Expand description
§TREF
TREF is a plain text file format to describe trees in a human readable way.
With TREF a human can write a tree and understand the structure by having a quick look, because it is designed to be both easy to read for humans and easy to parse for machines.
Writing a tree in a file can be useful for many reasons: as a config file for an application, to store information that can be modified and read by an app and its user, to serialize tree-like memory structures, etc.
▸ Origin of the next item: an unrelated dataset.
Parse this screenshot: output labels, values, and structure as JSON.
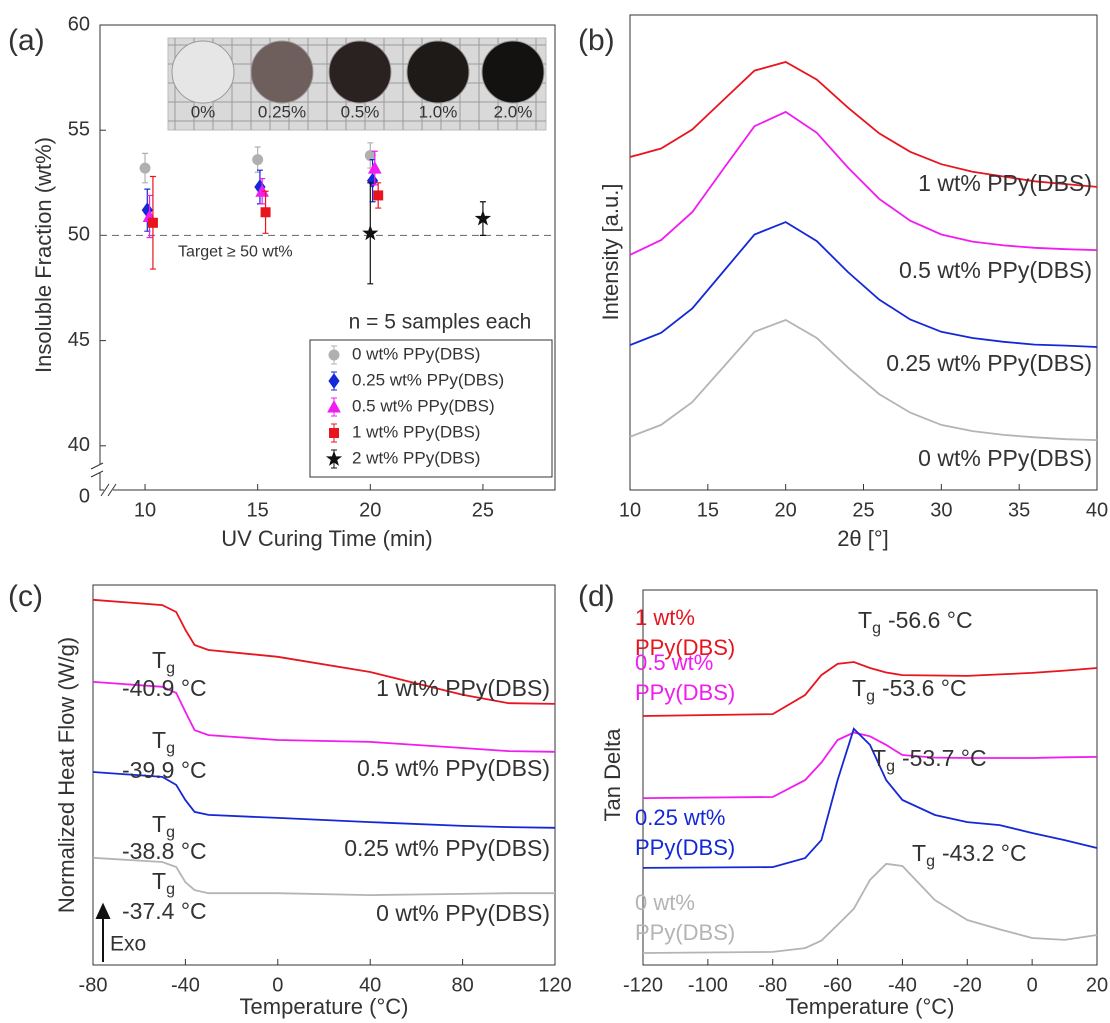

A simple TREF file looks like:
# A simple tree.
[my_tree]
+ root_nodess
+ + child_1
+ + + child_1_1
+ + + child_1_2
+ + child_2
+ + + child_2_1
+ + child_3
File simpletree.tref
Check out the repo README for further details about the TREF format.
§Examples
To load this crate just use:
use tref;
Parse the file.tref
file, traverse my_tree
, modify tree and serialize:
use std::{fs::File, io::{BufReader, BufWriter}};
use tref::*;
if let Ok(file) = File::open("file.tref") {
// Parse document
match <tref::Model>::parse(BufReader::new(file)) {
Ok(mut forest) => {
// Get the `my_tree` model.
if let Some(tree) = forest.get_mut_tree("my_tree") {
// Traverse the tree using the BFS algorithm
for (n, _) in tree.iterators().bfs() {
// Print the node content
println!("{}", n.get_content_ref().get_val());
}
// Unlink node at index 1
tree.unlink_node(1);
}
// Serialize the resulting forest back into a TREF file
let f = File::create("serialized.tref").expect("Unable to create file");
let mut buf_writer = BufWriter::new(f);
match <tref::Model>::serialize(&forest, &mut buf_writer) {
Ok(num_lines) => {
println!("Tree serialized correctly, num lines = {}", num_lines);
},
Err(e) => {
println!("Failed serializing tree: {}", e);
}
}
},
Err(e) => {
println!("Could not parse TREF: {}", e)
}
}
}
The example above uses unlink_node()
to disconnect a node from the tree. To know more about how to manupulate trees, please check out the socarel
crate documentation.
§Dialects
TREF also supports user defined dialects, that are trees that have nodes with a specific format. This is achived using the NodeContent
trait.
For example, imagine we want to model a tree with nodes that can only have integer values. Something like:
[my_dialect_tree]
+ 1000
+ + 800
+ + + 2500
+ + + 130
First we have to define a NodeContent
to parse our custom nodes:
pub struct IntegerNode {
num: i32,
content: String
}
impl IntegerNode {
pub fn get_num(&self) -> i32 {
self.num
}
}
impl NodeContent for IntegerNode {
fn new(content: &str) -> Option<Self> {
// Try to parse the node content as integer
match content.trim().parse() {
Ok(num) => {
let content = String::from(content);
Some(IntegerNode { num, content })
},
Err(_) => None
}
}
fn get_val(&self) -> &str {
&self.content
}
fn gen_content(&self) -> String {
String::from(self.get_val())
}
}
And then use it to parse the tree:
let tref =
"[my_dialect_tree]\n\
+ 1000\n\
+ + 800\n\
+ + + 2500\n\
+ + + 130\n";
let forest = tref::Model::<IntegerNode>::parse(BufReader::new(tref.as_bytes()));
All nodes inside the tree will be of type IntegerNode
.
The NodeContent::new()
is called every time a node of the tree is parsed. It returns an Option
, that means it can be None, in which case the TREF parser will fail, returing an error.
Structs§
- Model
- Document interaction model.
- Parse
Tree Error - Parse TREF document error.
- Serialize
Tree Error - Serializer error.
Traits§
- Node
Content - Trait to define structs that model a node content.